Adaptive Transportable Energy Storage Expansion Planning via AI-Assisted Distributionally Robust Optimization under Renewable Energy and Flood Scenarios

Recently, higher penetration of Renewable Energy Generation (REG) into the grid, rapid increase in electricity demand, and natural disasters (such as floods in Malaysia), leads to line congestions, blackouts, and greater demands on resiliency of power systems. Lately, a new concept called Transportable Energy Storage Systems (TESS) was proposed, where a battery is installed on trucks or railways (“battery on wheels”) to enhance its mobility. The applications of TESS include peak load shaving, energy sharing among prosumers and alleviating power transmission congestion, under normal operating conditions.
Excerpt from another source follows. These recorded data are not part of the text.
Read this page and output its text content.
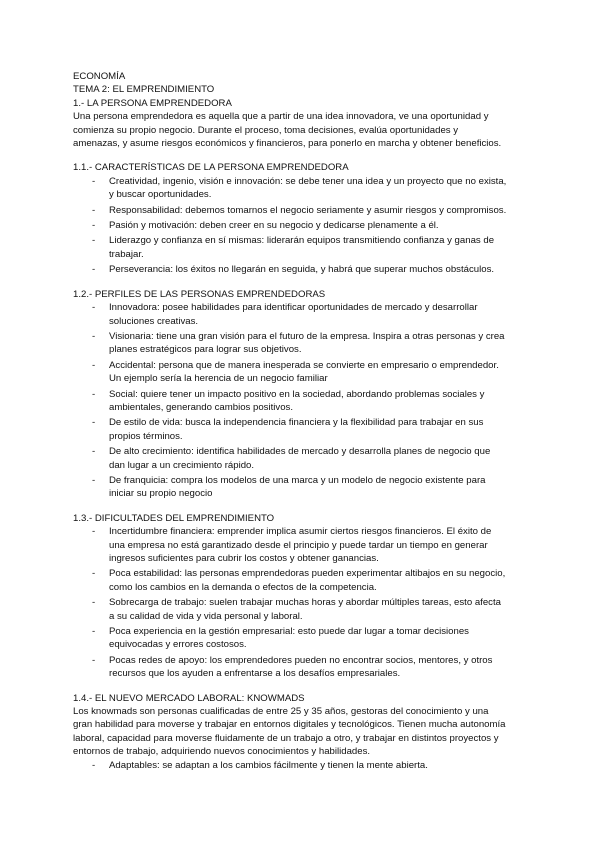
ECONOMÍA

TEMA 2: EL EMPRENDIMIENTO

1.- LA PERSONA EMPRENDEDORA

Una persona emprendedora es aquella que a partir de una idea innovadora, ve una oportunidad y

comienza su propio negocio. Durante el proceso, toma decisiones, evalúa oportunidades y

amenazas, y asume riesgos económicos y financieros, para ponerlo en marcha y obtener beneficios.

1.1.- CARACTERÍSTICAS DE LA PERSONA EMPRENDEDORA

- Creatividad, ingenio, visión e innovación: se debe tener una idea y un proyecto que no exista,
y buscar oportunidades.
- Responsabilidad: debemos tomarnos el negocio seriamente y asumir riesgos y compromisos.
- Pasión y motivación: deben creer en su negocio y dedicarse plenamente a él.
- Liderazgo y confianza en sí mismas: liderarán equipos transmitiendo confianza y ganas de
trabajar.
- Perseverancia: los éxitos no llegarán en seguida, y habrá que superar muchos obstáculos.

1.2.- PERFILES DE LAS PERSONAS EMPRENDEDORAS

- Innovadora: posee habilidades para identificar oportunidades de mercado y desarrollar
soluciones creativas.
- Visionaria: tiene una gran visión para el futuro de la empresa. Inspira a otras personas y crea
planes estratégicos para lograr sus objetivos.
- Accidental: persona que de manera inesperada se convierte en empresario o emprendedor.
Un ejemplo sería la herencia de un negocio familiar
- Social: quiere tener un impacto positivo en la sociedad, abordando problemas sociales y
ambientales, generando cambios positivos.
- De estilo de vida: busca la independencia financiera y la flexibilidad para trabajar en sus
propios términos.
- De alto crecimiento: identifica habilidades de mercado y desarrolla planes de negocio que
dan lugar a un crecimiento rápido.
- De franquicia: compra los modelos de una marca y un modelo de negocio existente para
iniciar su propio negocio

1.3.- DIFICULTADES DEL EMPRENDIMIENTO

- Incertidumbre financiera: emprender implica asumir ciertos riesgos financieros. El éxito de
una empresa no está garantizado desde el principio y puede tardar un tiempo en generar
ingresos suficientes para cubrir los costos y obtener ganancias.
- Poca estabilidad: las personas emprendedoras pueden experimentar altibajos en su negocio,
como los cambios en la demanda o efectos de la competencia.
- Sobrecarga de trabajo: suelen trabajar muchas horas y abordar múltiples tareas, esto afecta
a su calidad de vida y vida personal y laboral.
- Poca experiencia en la gestión empresarial: esto puede dar lugar a tomar decisiones
equivocadas y errores costosos.
- Pocas redes de apoyo: los emprendedores pueden no encontrar socios, mentores, y otros
recursos que los ayuden a enfrentarse a los desafíos empresariales.

1.4.- EL NUEVO MERCADO LABORAL: KNOWMADS

Los knowmads son personas cualificadas de entre 25 y 35 años, gestoras del conocimiento y una

gran habilidad para moverse y trabajar en entornos digitales y tecnológicos. Tienen mucha autonomía

laboral, capacidad para moverse fluidamente de un trabajo a otro, y trabajar en distintos proyectos y

entornos de trabajo, adquiriendo nuevos conocimientos y habilidades.

- Adaptables: se adaptan a los cambios fácilmente y tienen la mente abierta.
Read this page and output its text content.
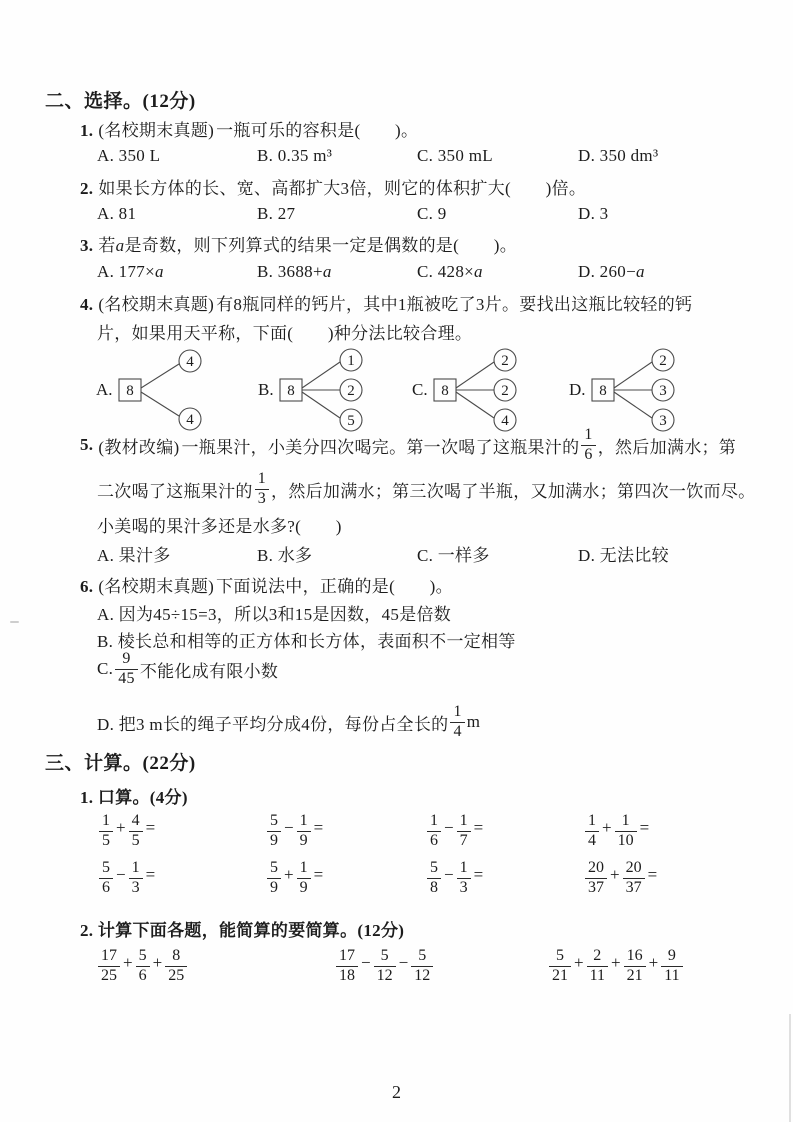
二、选择。(12分)
1. (名校期末真题) 一瓶可乐的容积是(　　)。
A. 350 L	B. 0.35 m³	C. 350 mL	D. 350 dm³
2. 如果长方体的长、宽、高都扩大3倍，则它的体积扩大(　　)倍。
A. 81	B. 27	C. 9	D. 3
3. 若a是奇数，则下列算式的结果一定是偶数的是(　　)。
A. 177×a	B. 3688+a	C. 428×a	D. 260−a
4. (名校期末真题) 有8瓶同样的钙片，其中1瓶被吃了3片。要找出这瓶比较轻的钙
片，如果用天平称，下面(　　)种分法比较合理。
A. 8
4
4
B. 8
1
2
5
C. 8
2
2
4
D. 8
2
3
3
5. (教材改编) 一瓶果汁，小美分四次喝完。第一次喝了这瓶果汁的 $\frac{1}{6}$ ，然后加满水；第
二次喝了这瓶果汁的 $\frac{1}{3}$ ，然后加满水；第三次喝了半瓶，又加满水；第四次一饮而尽。
小美喝的果汁多还是水多?(　　)
A. 果汁多	B. 水多	C. 一样多	D. 无法比较
6. (名校期末真题) 下面说法中，正确的是(　　)。
A. 因为45÷15=3，所以3和15是因数，45是倍数
B. 棱长总和相等的正方体和长方体，表面积不一定相等
C. $\frac{9}{45}$ 不能化成有限小数
D. 把3 m长的绳子平均分成4份，每份占全长的 $\frac{1}{4}$ m
三、计算。(22分)
1. 口算。(4分)
$\frac{1}{5} + \frac{4}{5}$ =	$\frac{5}{9} - \frac{1}{9}$ =	$\frac{1}{6} - \frac{1}{7}$ =	$\frac{1}{4} + \frac{1}{10}$ =
$\frac{5}{6} - \frac{1}{3}$ =	$\frac{5}{9} + \frac{1}{9}$ =	$\frac{5}{8} - \frac{1}{3}$ =	$\frac{20}{37} + \frac{20}{37}$ =
2. 计算下面各题，能简算的要简算。(12分)
$\frac{17}{25} + \frac{5}{6} + \frac{8}{25}$	$\frac{17}{18} - \frac{5}{12} - \frac{5}{12}$	$\frac{5}{21} + \frac{2}{11} + \frac{16}{21} + \frac{9}{11}$
2
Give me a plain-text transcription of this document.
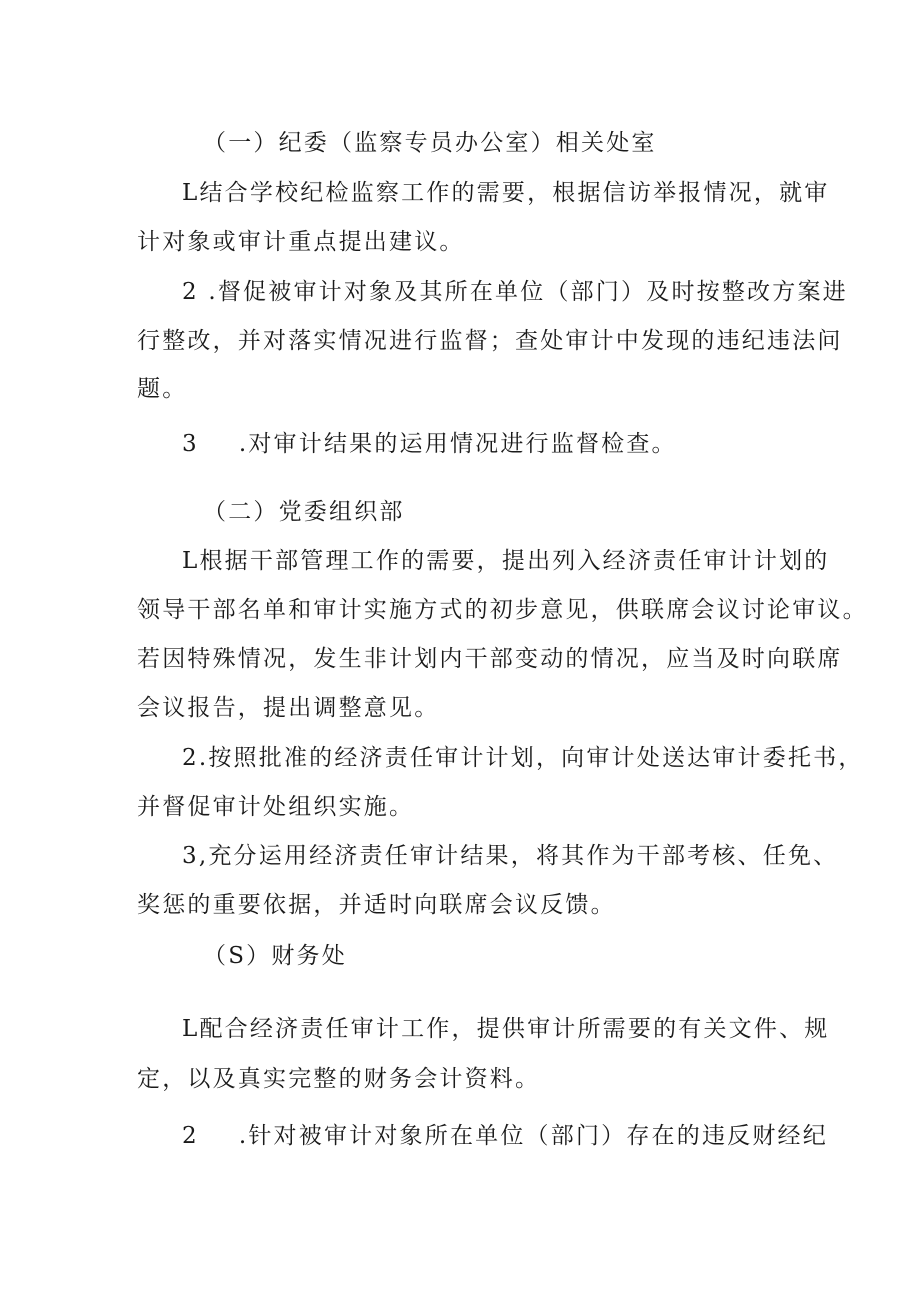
（一）纪委（监察专员办公室）相关处室
L结合学校纪检监察工作的需要，根据信访举报情况，就审
计对象或审计重点提出建议。
2 .督促被审计对象及其所在单位（部门）及时按整改方案进
行整改，并对落实情况进行监督；查处审计中发现的违纪违法问
题。
3 .对审计结果的运用情况进行监督检查。
（二）党委组织部
L根据干部管理工作的需要，提出列入经济责任审计计划的
领导干部名单和审计实施方式的初步意见，供联席会议讨论审议。
若因特殊情况，发生非计划内干部变动的情况，应当及时向联席
会议报告，提出调整意见。
2.按照批准的经济责任审计计划，向审计处送达审计委托书，
并督促审计处组织实施。
3,充分运用经济责任审计结果，将其作为干部考核、任免、
奖惩的重要依据，并适时向联席会议反馈。
（S）财务处
L配合经济责任审计工作，提供审计所需要的有关文件、规
定，以及真实完整的财务会计资料。
2 .针对被审计对象所在单位（部门）存在的违反财经纪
Furthermore, TESS can enhance grid resiliency under extreme conditions, by supplying electricity to blacked-out areas during and after natural disasters. However, research on the long-term (20 years) expansion for TESS is still infancy due to its fundamental complexity and technical challenges Therefore, this project aims to investigate the potential of large-scale TESS integration in future grids, using a novel adaptive stochastic TESS expansion planning model. The proposed model integrates the stochastic unit commitment with the vehicle routing problem, formulated as temporal-spatial optimization problem, to determine “when” and “where” the TESS should charge and discharge. Future load demand, solar REG, traffic flow, along with the flood model in Kuala Selangor, will be utilized in deciding the allocation and sizing of TESSs to be deployed. A convolution neural network (CNN) assisted optimization model, coupled with Adaptive Wasserstein Distributionally Robust Optimization and Wasserstein Distributionally Robust Chance Constraint (WDRO-WDRCC) approach, will be developed to solve the above-mentioned problem. Flexibility and resiliency indices will be formulated to validate the efficiency of the proposed approach. Moreover, CNN-assisted WDRO-WDRCC is expected to have good out-of-sample performance, producing cost-effective solutions with user-definable confidence levels (e.g. to cope with 95% uncertainty), capable of avoiding over-conservativeness solution, whilst remaining computationally tractable and efficient (up to 17 times faster than conventional model).